In this article, we learn what the purpose of restorative yoga is and its many benefits. If you have questions, please don’t hesitate to ask.
~ Deb Phelps, C.MI, MMT, RYT – Owner of Meditate Madison
By Gopi Rao
What is the true purpose of restorative yoga? If you are someone who suffers from constant fatigue and illness, then restorative Yoga might be for you. Restorative Yoga will help you relax completely which will boost your immune system. It is a great stress reliever for those times in your life when you are pushed to your limits.
This type of Yoga also uses props, such as blankets, straps, pillows, blocks, bolsters, walls, stools, chairs, or a mat, to support the body, which will allow you to hold poses longer. This eliminates unnecessary straining. It is believed that the more support your body is given, the more peaceful and restful you will be during and after your Yoga practice. As you begin practicing restorative Yoga, you will be able to drop into a place of great contentment.
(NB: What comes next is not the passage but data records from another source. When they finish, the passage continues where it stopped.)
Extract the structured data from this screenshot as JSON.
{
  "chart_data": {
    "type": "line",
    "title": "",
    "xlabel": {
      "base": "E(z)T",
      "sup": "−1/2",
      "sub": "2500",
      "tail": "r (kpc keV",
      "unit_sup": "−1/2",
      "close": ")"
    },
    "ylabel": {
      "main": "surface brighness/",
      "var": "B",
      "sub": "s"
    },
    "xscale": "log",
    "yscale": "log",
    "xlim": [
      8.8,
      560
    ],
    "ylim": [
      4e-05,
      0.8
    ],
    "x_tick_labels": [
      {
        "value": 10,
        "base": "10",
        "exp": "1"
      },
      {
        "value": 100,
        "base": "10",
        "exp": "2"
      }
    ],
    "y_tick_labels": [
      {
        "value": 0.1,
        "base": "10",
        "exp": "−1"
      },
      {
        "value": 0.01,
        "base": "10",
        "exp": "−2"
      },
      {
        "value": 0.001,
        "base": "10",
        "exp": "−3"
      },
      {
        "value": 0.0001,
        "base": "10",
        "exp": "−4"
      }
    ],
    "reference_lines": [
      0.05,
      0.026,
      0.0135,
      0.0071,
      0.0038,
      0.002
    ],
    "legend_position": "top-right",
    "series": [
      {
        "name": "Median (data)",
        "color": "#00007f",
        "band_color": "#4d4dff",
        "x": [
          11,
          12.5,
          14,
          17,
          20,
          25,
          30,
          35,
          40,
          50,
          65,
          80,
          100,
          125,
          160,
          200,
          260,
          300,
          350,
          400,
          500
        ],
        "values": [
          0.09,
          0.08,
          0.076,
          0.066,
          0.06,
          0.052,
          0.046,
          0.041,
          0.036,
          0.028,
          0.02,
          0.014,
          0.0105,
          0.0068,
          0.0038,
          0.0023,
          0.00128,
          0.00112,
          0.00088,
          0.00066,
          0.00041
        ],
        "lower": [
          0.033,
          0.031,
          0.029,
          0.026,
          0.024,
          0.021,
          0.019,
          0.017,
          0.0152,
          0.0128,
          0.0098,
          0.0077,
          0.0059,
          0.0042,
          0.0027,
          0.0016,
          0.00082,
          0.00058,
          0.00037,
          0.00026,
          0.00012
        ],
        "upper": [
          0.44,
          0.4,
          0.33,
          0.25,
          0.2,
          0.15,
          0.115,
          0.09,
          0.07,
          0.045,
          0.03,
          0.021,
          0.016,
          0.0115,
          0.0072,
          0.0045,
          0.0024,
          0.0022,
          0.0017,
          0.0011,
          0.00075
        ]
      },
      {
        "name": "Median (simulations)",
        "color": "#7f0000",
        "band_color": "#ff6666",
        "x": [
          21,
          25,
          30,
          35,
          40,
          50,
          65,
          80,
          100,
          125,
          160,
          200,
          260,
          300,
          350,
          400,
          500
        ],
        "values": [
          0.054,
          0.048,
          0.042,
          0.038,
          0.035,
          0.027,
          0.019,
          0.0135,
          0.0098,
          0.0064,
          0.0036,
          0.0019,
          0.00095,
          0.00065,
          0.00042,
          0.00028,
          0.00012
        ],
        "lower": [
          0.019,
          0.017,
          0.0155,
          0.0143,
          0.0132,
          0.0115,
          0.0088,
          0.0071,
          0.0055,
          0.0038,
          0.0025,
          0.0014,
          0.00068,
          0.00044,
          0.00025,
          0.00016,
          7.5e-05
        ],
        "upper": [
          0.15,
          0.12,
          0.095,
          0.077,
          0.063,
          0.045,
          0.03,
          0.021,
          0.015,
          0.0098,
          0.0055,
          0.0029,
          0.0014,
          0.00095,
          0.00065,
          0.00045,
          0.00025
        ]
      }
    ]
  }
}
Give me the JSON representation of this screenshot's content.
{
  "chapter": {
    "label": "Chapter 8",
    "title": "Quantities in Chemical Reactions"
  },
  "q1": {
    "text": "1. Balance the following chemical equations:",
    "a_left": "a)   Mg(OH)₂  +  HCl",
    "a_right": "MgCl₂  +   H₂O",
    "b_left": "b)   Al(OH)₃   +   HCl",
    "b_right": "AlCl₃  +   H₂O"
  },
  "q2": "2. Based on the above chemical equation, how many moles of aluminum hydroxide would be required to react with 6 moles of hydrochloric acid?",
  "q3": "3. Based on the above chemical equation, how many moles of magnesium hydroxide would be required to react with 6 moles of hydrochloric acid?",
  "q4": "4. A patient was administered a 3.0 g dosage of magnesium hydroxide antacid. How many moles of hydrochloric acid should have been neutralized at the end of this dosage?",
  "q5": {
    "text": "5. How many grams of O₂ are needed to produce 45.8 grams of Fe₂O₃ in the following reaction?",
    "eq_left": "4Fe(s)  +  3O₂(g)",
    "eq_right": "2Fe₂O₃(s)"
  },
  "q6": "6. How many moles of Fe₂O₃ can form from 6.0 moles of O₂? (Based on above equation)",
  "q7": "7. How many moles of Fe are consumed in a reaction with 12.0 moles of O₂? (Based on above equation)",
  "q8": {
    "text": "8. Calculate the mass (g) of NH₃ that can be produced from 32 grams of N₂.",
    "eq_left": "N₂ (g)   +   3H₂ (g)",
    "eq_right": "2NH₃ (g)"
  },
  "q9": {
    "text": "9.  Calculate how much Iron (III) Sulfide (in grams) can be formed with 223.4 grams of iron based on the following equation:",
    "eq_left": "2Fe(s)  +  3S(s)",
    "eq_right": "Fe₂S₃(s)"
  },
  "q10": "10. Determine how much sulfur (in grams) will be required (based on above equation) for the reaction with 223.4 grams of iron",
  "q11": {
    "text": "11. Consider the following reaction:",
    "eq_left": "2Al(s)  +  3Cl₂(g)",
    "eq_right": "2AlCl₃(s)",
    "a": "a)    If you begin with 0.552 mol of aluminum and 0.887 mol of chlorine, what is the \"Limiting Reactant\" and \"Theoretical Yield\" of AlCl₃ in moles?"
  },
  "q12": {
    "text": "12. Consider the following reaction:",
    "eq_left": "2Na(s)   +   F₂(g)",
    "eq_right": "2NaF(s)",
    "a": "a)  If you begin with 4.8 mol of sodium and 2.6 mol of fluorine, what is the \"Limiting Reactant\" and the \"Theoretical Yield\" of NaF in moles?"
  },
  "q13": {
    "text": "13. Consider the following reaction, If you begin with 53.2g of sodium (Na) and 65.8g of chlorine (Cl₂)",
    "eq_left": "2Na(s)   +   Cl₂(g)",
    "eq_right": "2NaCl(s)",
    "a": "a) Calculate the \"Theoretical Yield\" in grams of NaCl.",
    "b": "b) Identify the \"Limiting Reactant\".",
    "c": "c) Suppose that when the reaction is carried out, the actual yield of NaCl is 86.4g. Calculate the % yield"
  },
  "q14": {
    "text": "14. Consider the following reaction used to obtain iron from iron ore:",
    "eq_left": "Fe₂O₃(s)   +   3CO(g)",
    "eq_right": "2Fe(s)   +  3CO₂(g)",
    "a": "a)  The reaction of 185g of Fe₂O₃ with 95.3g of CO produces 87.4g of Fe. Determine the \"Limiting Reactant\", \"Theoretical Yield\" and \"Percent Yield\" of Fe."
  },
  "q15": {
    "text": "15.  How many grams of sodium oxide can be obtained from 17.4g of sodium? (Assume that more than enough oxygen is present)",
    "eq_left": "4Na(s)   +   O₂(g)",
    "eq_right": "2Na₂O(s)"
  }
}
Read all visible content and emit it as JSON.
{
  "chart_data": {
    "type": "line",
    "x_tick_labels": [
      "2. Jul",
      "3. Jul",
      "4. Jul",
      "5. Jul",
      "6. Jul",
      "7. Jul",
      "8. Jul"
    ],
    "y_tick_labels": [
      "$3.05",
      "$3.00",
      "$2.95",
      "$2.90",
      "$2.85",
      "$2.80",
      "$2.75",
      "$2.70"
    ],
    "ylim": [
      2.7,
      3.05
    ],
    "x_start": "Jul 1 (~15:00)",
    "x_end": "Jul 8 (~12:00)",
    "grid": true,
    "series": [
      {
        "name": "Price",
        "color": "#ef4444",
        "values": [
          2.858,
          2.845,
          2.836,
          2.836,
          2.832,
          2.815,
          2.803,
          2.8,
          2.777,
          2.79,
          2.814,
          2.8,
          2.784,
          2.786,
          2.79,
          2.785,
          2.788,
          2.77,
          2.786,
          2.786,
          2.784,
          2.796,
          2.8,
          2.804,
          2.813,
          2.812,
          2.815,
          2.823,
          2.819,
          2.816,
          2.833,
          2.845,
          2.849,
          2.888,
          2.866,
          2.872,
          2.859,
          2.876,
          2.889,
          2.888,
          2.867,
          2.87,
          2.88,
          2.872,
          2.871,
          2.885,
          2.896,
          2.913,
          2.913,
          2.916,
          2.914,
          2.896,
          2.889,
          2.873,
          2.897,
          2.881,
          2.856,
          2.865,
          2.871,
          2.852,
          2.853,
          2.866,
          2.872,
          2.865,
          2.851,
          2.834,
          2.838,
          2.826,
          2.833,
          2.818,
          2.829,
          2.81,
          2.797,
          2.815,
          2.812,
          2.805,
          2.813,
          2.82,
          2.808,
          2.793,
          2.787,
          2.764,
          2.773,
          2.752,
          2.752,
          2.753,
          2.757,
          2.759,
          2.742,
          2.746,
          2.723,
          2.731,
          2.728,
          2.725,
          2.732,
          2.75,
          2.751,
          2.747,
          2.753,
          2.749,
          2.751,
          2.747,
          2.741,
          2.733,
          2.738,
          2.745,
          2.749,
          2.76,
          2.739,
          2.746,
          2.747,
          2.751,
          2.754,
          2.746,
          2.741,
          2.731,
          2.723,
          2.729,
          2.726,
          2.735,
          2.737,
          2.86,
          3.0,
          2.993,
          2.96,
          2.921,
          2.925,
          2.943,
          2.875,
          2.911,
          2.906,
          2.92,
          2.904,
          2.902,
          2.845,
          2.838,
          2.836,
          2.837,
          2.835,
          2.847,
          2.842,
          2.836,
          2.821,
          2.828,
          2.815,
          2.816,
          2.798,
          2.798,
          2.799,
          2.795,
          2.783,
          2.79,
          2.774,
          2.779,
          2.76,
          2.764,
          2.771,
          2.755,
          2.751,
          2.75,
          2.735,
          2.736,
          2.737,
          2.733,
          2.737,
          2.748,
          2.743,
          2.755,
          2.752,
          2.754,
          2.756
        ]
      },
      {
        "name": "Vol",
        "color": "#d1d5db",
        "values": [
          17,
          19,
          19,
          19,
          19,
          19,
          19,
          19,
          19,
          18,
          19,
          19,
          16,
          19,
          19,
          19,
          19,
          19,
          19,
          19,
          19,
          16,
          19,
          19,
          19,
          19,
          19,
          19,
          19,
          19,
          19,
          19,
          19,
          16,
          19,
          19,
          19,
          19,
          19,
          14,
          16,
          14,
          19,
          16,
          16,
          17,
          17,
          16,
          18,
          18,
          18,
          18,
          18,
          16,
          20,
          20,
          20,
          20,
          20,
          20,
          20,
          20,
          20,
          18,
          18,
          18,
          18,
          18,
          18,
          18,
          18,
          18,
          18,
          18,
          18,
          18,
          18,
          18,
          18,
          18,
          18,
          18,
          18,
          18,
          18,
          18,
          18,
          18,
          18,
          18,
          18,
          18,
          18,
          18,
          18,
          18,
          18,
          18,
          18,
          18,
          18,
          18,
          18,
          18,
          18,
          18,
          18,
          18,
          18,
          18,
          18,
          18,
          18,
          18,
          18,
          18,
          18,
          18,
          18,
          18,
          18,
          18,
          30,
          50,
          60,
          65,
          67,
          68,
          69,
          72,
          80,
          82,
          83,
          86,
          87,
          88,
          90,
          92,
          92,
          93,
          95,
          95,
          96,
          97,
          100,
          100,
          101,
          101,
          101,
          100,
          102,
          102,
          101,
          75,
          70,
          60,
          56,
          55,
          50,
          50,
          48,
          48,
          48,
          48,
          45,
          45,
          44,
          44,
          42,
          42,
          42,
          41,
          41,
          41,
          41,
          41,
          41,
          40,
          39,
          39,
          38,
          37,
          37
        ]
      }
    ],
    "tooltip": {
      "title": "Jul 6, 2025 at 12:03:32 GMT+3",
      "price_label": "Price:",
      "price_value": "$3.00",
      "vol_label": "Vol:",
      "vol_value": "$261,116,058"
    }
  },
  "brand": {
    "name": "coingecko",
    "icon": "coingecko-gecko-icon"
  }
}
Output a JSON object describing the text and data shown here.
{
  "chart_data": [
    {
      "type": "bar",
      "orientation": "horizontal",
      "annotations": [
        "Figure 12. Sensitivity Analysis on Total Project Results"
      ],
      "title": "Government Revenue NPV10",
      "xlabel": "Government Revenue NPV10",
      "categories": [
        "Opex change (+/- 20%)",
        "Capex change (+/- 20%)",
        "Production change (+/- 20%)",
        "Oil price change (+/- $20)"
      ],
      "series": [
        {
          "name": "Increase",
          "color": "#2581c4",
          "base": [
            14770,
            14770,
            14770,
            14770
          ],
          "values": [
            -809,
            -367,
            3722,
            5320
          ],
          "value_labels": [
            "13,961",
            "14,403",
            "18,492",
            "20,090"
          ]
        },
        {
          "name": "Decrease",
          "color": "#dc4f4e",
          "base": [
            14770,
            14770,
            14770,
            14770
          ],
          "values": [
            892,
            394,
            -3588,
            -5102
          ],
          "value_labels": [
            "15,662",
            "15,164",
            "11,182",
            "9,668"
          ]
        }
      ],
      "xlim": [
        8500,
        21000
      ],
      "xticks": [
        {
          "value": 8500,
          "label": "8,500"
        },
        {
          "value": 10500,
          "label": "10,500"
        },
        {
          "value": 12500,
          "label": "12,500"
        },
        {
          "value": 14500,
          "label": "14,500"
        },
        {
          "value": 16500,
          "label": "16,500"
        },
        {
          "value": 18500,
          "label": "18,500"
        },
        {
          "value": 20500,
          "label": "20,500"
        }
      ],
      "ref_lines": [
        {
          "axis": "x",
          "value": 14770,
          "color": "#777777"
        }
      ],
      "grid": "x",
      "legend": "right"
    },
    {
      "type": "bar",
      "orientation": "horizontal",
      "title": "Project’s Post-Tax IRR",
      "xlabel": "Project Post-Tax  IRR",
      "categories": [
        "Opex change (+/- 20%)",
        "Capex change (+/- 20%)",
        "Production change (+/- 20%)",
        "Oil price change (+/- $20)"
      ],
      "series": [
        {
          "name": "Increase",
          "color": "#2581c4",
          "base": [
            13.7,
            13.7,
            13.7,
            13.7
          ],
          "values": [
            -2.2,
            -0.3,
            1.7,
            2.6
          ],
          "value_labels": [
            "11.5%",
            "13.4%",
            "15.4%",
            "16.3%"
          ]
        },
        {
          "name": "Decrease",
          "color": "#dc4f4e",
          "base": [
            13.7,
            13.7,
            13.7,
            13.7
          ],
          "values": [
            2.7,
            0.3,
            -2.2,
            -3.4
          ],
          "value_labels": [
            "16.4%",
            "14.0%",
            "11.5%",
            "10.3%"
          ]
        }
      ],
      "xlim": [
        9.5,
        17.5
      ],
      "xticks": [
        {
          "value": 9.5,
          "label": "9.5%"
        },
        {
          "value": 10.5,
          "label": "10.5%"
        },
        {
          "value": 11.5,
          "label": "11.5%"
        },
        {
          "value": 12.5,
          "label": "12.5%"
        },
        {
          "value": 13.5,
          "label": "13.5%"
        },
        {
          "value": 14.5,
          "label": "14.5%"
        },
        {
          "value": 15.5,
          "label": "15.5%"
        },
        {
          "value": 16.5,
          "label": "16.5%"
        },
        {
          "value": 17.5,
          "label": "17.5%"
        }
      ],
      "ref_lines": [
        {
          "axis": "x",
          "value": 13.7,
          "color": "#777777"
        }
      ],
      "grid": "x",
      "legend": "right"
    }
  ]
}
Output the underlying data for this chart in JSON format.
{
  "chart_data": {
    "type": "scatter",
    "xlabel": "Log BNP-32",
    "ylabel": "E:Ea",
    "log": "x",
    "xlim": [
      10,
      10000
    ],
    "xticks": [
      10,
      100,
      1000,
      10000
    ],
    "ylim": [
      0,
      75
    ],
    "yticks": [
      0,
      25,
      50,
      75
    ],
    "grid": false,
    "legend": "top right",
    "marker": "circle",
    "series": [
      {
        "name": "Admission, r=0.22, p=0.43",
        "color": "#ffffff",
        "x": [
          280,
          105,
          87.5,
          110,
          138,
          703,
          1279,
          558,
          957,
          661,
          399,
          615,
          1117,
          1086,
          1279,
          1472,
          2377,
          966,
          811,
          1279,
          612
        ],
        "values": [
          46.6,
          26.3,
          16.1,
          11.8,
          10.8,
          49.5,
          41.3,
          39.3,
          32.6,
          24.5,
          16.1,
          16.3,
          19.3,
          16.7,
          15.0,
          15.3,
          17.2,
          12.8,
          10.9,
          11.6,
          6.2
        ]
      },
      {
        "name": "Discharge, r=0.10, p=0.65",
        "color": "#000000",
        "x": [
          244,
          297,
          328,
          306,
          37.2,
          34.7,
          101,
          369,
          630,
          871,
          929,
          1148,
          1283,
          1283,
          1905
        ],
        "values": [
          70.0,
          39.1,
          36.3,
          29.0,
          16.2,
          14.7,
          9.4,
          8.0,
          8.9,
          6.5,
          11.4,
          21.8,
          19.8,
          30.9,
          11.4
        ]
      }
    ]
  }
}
There are many benefits from the deep restfulness that comes from restorative Yoga. Some of the believed benefits are lowered blood pressure, a balancing of serum triglycerides and blood sugar, an increase in good cholesterol, improved digestive functions, reduction of muscle tension, increased restful sleep and reduction in fatigue.
Restorative Yoga is also believed to improve fertility. At this time, many different medical studies are taking place to evaluate the therapeutic forms of Yoga. Restorative Yoga is definitely classified as a therapeutic form of Yoga.
The purpose of restorative Yoga is designed to provide support and help the body to relax during asana practice. This is often referred to as active relaxation. The poses also move the spinal column in all directions which goes along with the ancient principle of physical Yoga – the belief that a healthy spine promotes well-being.
When it comes to props, you should use whatever is needed to give your body the most support. That is one of the main the purposes of restorative Yoga. It is believed that the longer you can hold a posture, the more relaxed you will become.
You should also take the time to adjust your props so that you are comfortable. If a prop is out of place, you are out of alignment during your restorative Yoga session which defeats the purpose of what you are trying to accomplish. The purpose of restorative Yoga is the same as Hatha Yoga. However, the use of props makes it more “user friendly.”
Here are three Yoga poses for relaxation and restoration:
• The first one is the simple supported back bend. This pose stretches the lower middle back and opens the chest and shoulders and is good for relieving stress.
• Another posture is viparita karani. The purpose of this pose is gentle inversion.
• The third pose is the supported pasichimottanasana or forward bend. This pose is good for those who have lower back problems or tight hamstrings. It opens the leg muscles and stretches the back. It is a great resting position.